View from the ISS at Night from Knate Myers on Vimeo.

  17 Responses to ““THAT’S METAL!” — BUT IT’S NOT MUSIC (NO. 80)”

  1. The ISS is the most expensive thing mankind has ever built (obviously). When it’s ultimately abandoned it will slowly descend into the earth’s atmosphere and burn up. Very metal, yet very disappointing.

  2. I wanted to see one of the gostra-ers actually get the flag, but then fall on the way back. Does that make me a cynic?

  3. the space station video was so cool i had to chromecast it to the tv so we could watch it on a large screen with bose sound, really beautiful. could you imagine being able to look out your “office” window and see that everyday? wow..

    • It must have been breathtaking. Pretty stunning just seeing the video, and those images only a tiny fraction of what the ISS crew witnessed.

    • One thing that got me thinking is that it looks like you can see the Aurora Borealis from up there too – obviously it’s visible from earth but I hadn’t thought about the effect being the same from the opposite perspective.

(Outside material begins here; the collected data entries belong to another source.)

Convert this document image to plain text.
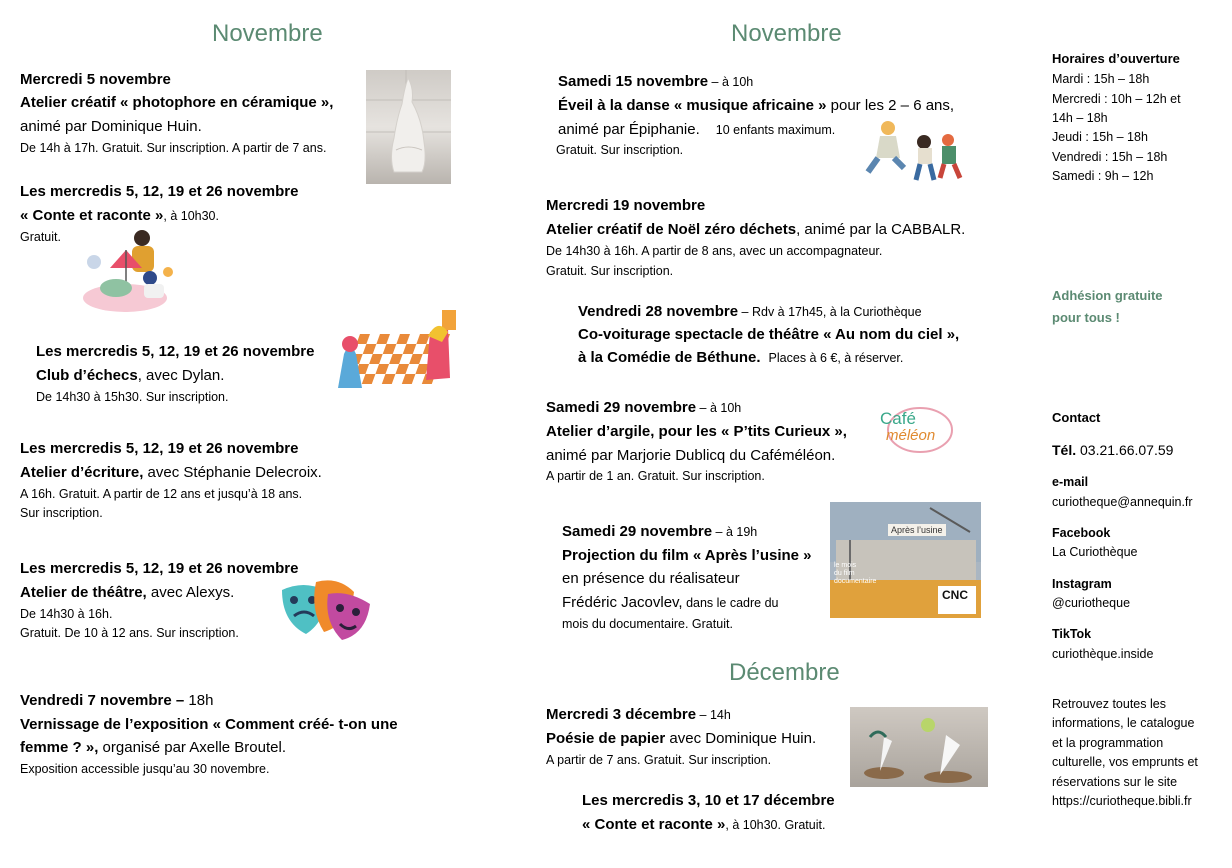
Novembre	Novembre
Décembre
Mercredi 5 novembre
Atelier créatif « photophore en céramique »,
animé par Dominique Huin.
De 14h à 17h. Gratuit. Sur inscription. A partir de 7 ans.
Les mercredis 5, 12, 19 et 26 novembre
« Conte et raconte », à 10h30.
Gratuit.
Les mercredis 5, 12, 19 et 26 novembre
Club d’échecs, avec Dylan.
De 14h30 à 15h30. Sur inscription.
Les mercredis 5, 12, 19 et 26 novembre
Atelier d’écriture, avec Stéphanie Delecroix.
A 16h. Gratuit. A partir de 12 ans et jusqu’à 18 ans.
Sur inscription.
Les mercredis 5, 12, 19 et 26 novembre
Atelier de théâtre, avec Alexys.
De 14h30 à 16h.
Gratuit. De 10 à 12 ans. Sur inscription.
Vendredi 7 novembre – 18h
Vernissage de l’exposition « Comment créé- t-on une
femme ? », organisé par Axelle Broutel.
Exposition accessible jusqu’au 30 novembre.
Samedi 15 novembre – à 10h
Éveil à la danse « musique africaine » pour les 2 – 6 ans,
animé par Épiphanie. 10 enfants maximum.
Gratuit. Sur inscription.
Mercredi 19 novembre
Atelier créatif de Noël zéro déchets, animé par la CABBALR.
De 14h30 à 16h. A partir de 8 ans, avec un accompagnateur.
Gratuit. Sur inscription.
Vendredi 28 novembre – Rdv à 17h45, à la Curiothèque
Co-voiturage spectacle de théâtre « Au nom du ciel »,
à la Comédie de Béthune. Places à 6 €, à réserver.
Samedi 29 novembre – à 10h
Atelier d’argile, pour les « P’tits Curieux »,
animé par Marjorie Dublicq du Caféméléon.
A partir de 1 an. Gratuit. Sur inscription.
Café
méléon
Samedi 29 novembre – à 19h
Projection du film « Après l’usine »
en présence du réalisateur
Frédéric Jacovlev, dans le cadre du
mois du documentaire. Gratuit.
Après l’usine
le mois
du film
documentaire
CNC
Mercredi 3 décembre – 14h
Poésie de papier avec Dominique Huin.
A partir de 7 ans. Gratuit. Sur inscription.
Les mercredis 3, 10 et 17 décembre
« Conte et raconte », à 10h30. Gratuit.
Horaires d’ouverture
Mardi : 15h – 18h
Mercredi : 10h – 12h et
14h – 18h
Jeudi : 15h – 18h
Vendredi : 15h – 18h
Samedi : 9h – 12h
Adhésion gratuite
pour tous !
Contact
Tél. 03.21.66.07.59
e-mail
curiotheque@annequin.fr
Facebook
La Curiothèque
Instagram
@curiotheque
TikTok
curiothèque.inside
Retrouvez toutes les
informations, le catalogue
et la programmation
culturelle, vos emprunts et
réservations sur le site
https://curiotheque.bibli.fr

      Actually there’s a service you can sign up to and receive texts or emails about when the ISS is flying over your place in the world:
      http://spotthestation.nasa.gov/
      On the one hand, sure it just looks like a moving star, but on the other it’s pretty amazing to get an email, shoot outside, and at precisely the moment they say, see this thing moving across the sky and think that humans put it there, and there’s a few of them inside.

      • That is fuckin cool. If only I lived in a place where you could see the night sky more than about 10 days out of the year.

        • Seriously. I keep reading about meteor showers and such that are supposed to be really amazing and keeping track of the dates to try to see them. Almost every time it’s been cloudy or raining. It’s especially stupid because it’s actually been a fairly dry summer here.

  4. As a Kentuckian, wooooo horse-racing…very metal.

  5. Nothing makes me think of saints and clergy like barechested men and greased poles…

    Those corpse copters were so fucking weird I can’t just even. No. What?

    • Those Dutchmen should do a fan poll to select the next corpse for copterization. I’d vote for a loris, enhanced with headlights the size of loris eyes, to be flown at dusk through some unsuspecting suburb. Pants would be shit.